Cleaning data is a crucial and often time-consuming step in data science.

Data scientists might use pure Python, psndas, or other programming tools for this step. Examples here focus on pandas with a few other approaches for specific scenarios.

Common tasks are:

*   Handling missing data
*   Simplifying data
*   Data-type conversion

### Handling Missing Data

Often data analysts need to account for missing data values.

pandas uses the floating-point value NaN (Not a Number) to represent missing numerica data. This is a **sentinel** value that can be easily detected.

The built-in Python `None` value is also treated as NA.
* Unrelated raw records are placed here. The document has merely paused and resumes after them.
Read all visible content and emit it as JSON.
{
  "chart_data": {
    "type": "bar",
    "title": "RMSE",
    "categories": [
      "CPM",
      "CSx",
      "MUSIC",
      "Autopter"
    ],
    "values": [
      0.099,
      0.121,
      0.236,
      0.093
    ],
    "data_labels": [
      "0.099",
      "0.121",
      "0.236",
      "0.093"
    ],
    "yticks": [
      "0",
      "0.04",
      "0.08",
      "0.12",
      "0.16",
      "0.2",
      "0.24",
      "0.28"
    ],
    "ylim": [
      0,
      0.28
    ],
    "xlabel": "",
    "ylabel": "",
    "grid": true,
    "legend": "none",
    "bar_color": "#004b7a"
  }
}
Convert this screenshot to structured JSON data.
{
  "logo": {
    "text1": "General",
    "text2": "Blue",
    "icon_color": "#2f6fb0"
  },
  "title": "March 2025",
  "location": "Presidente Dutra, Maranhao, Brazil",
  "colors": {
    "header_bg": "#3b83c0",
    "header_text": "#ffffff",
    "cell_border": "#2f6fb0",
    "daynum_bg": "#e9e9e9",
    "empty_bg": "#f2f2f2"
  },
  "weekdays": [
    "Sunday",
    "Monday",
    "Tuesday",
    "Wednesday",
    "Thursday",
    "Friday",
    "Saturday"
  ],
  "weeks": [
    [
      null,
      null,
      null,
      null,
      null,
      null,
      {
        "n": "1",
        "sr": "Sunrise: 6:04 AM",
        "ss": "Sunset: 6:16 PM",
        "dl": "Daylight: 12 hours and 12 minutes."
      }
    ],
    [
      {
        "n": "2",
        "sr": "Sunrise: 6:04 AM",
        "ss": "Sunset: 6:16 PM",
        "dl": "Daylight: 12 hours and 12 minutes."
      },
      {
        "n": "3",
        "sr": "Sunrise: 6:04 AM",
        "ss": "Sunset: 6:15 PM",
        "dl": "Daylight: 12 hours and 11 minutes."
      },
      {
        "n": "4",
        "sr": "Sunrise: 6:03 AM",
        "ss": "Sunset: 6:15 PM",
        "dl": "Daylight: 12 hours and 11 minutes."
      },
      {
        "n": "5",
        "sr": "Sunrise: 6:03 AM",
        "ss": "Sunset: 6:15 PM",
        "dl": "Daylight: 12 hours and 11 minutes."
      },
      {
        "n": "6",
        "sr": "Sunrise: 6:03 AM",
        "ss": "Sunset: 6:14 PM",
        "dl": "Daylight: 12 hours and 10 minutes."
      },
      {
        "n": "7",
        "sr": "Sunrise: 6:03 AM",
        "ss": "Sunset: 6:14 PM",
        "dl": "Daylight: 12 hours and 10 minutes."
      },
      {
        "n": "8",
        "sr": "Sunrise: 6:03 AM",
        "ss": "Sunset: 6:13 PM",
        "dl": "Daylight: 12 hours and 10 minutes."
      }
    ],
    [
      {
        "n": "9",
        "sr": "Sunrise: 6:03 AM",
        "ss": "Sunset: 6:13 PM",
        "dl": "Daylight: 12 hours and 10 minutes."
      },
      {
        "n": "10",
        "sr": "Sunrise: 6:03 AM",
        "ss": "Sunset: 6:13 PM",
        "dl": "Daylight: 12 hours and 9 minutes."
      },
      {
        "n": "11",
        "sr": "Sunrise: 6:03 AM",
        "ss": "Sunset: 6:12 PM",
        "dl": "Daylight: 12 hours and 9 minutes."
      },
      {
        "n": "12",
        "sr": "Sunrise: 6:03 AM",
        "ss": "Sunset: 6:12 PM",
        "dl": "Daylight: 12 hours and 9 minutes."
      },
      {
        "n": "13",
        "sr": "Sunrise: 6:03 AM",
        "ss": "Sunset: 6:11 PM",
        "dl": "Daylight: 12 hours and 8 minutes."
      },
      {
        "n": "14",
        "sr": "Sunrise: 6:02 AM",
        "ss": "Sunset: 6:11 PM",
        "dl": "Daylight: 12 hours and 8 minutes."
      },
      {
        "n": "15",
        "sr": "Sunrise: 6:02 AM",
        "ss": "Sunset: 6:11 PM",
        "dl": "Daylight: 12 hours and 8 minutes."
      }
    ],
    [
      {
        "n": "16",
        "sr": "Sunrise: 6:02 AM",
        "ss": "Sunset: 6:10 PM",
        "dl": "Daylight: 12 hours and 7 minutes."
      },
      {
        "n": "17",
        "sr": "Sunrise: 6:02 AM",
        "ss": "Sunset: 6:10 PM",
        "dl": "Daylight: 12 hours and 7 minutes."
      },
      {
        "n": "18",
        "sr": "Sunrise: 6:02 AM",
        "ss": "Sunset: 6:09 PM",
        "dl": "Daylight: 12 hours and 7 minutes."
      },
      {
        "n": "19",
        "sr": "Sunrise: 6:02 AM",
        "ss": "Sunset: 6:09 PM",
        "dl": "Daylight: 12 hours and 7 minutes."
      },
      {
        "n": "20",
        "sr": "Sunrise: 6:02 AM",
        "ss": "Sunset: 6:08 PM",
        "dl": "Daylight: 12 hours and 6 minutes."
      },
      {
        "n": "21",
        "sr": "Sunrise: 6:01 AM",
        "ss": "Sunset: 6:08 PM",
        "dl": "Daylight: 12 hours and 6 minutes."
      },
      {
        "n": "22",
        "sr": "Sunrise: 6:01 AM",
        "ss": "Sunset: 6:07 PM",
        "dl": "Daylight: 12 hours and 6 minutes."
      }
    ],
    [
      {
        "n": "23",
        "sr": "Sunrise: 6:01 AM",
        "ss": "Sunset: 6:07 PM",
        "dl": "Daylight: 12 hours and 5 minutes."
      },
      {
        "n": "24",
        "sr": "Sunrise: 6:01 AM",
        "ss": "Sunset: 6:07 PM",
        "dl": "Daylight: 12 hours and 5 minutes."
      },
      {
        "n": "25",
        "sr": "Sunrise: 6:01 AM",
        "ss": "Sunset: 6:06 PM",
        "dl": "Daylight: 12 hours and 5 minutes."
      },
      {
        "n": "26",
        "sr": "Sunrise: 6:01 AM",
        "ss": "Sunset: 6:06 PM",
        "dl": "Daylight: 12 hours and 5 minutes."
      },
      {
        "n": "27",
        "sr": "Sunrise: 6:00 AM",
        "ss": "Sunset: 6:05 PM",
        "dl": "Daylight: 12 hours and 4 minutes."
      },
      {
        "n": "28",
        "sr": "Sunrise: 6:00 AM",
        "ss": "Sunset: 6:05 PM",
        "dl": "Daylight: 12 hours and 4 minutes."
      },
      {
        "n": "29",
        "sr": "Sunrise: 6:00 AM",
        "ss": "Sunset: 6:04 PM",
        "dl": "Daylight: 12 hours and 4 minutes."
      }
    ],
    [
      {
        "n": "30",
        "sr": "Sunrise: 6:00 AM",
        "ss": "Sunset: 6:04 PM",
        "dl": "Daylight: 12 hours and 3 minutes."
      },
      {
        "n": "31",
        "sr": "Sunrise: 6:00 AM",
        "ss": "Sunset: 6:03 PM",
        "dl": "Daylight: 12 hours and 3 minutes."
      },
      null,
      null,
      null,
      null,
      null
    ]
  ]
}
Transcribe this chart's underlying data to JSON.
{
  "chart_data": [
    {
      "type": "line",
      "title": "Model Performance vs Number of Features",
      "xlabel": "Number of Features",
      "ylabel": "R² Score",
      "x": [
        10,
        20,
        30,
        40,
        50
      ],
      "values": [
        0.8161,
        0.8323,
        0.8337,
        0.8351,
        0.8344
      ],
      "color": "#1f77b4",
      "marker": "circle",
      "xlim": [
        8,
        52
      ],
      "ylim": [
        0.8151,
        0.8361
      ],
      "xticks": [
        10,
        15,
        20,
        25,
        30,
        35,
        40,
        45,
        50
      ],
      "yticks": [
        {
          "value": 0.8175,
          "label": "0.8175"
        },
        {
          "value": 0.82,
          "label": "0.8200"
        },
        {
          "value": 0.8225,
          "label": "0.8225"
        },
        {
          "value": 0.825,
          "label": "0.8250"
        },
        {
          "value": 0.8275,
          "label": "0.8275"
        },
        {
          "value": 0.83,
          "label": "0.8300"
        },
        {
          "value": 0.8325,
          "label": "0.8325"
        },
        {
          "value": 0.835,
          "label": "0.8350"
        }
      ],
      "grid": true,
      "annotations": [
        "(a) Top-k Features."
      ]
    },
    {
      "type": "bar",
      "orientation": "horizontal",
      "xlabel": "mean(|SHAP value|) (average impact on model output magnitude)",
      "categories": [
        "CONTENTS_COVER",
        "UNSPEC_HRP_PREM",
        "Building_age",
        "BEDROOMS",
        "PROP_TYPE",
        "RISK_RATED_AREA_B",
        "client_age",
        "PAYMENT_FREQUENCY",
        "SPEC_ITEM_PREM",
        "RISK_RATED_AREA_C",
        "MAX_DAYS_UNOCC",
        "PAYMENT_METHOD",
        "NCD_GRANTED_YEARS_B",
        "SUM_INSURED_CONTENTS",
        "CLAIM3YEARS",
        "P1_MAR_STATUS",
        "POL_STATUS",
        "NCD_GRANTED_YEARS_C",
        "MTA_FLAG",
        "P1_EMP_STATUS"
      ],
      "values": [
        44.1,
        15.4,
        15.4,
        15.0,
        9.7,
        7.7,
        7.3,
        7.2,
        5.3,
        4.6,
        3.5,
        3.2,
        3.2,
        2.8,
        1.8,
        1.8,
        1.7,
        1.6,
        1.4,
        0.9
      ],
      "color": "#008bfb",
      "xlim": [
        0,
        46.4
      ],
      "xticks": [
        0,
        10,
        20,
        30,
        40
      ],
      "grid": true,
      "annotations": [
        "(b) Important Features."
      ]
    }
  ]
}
pandas has several methods for detecting `NaN` values in a Series or DataFrame:
- isnull
- notnull

These methods can be used as filters in a data query.

`data[data.notnull()]`

Alternatively, programs can use `dropna` to filter axis labels where values may have missing data.

`dropna` has options to control how many missing values a row or column should have to be dropped.

**replace missing values**
Sometimes it's more useful to replace missing data with a specific or interpreted value, using `fillna`.

`fillna` can use a function to determine fill value.

`fillna` returns a new object, but has an `inplace` option.

### Simplifying Data

- **removing duplicates** - DataFrames have built-in methods to identify which rows are `duplicated` and to `drop_duplicates`. By default, these methods consider all columns, but programs can specify a subset.

- **replacing values** - the replace() method is a simple approach for replacing values in a pandas object.

- **handling outliers** - programs may want to find & replace or filter values that exceed some threshold.

### String Conversion

python has a wide range of built-in string methods. Some common ones are:
  - **split** - generate an array of substrings from a string based on a delimiter
  - **lowercase** - convert a string to lower case
  - **uppercase** - convert a string to upper case
  - **join** - combine strings with a delimiter
  - **index** - determine where in a string a substring is first found
  - **find** - determine if a string contains a substring
  - **count** - number of occurences of a substring in a string
  - **replace** - substitute occurrences of one pattern with another.


**Regular Expressions** provide a (mostly) language-agnostic logical syntax for finding/matching string patterns in text.

`regex` patterns can be applied to strings with python's [re module](https://docs.python.org/3/library/re.html).

In [None]:
import re
text = "foo    bar\t baz  \tqux"

# inline regex pattern
re.split('\s+', text)

# reusable regex object
regex = re.compile('\s+')
regex.split(text)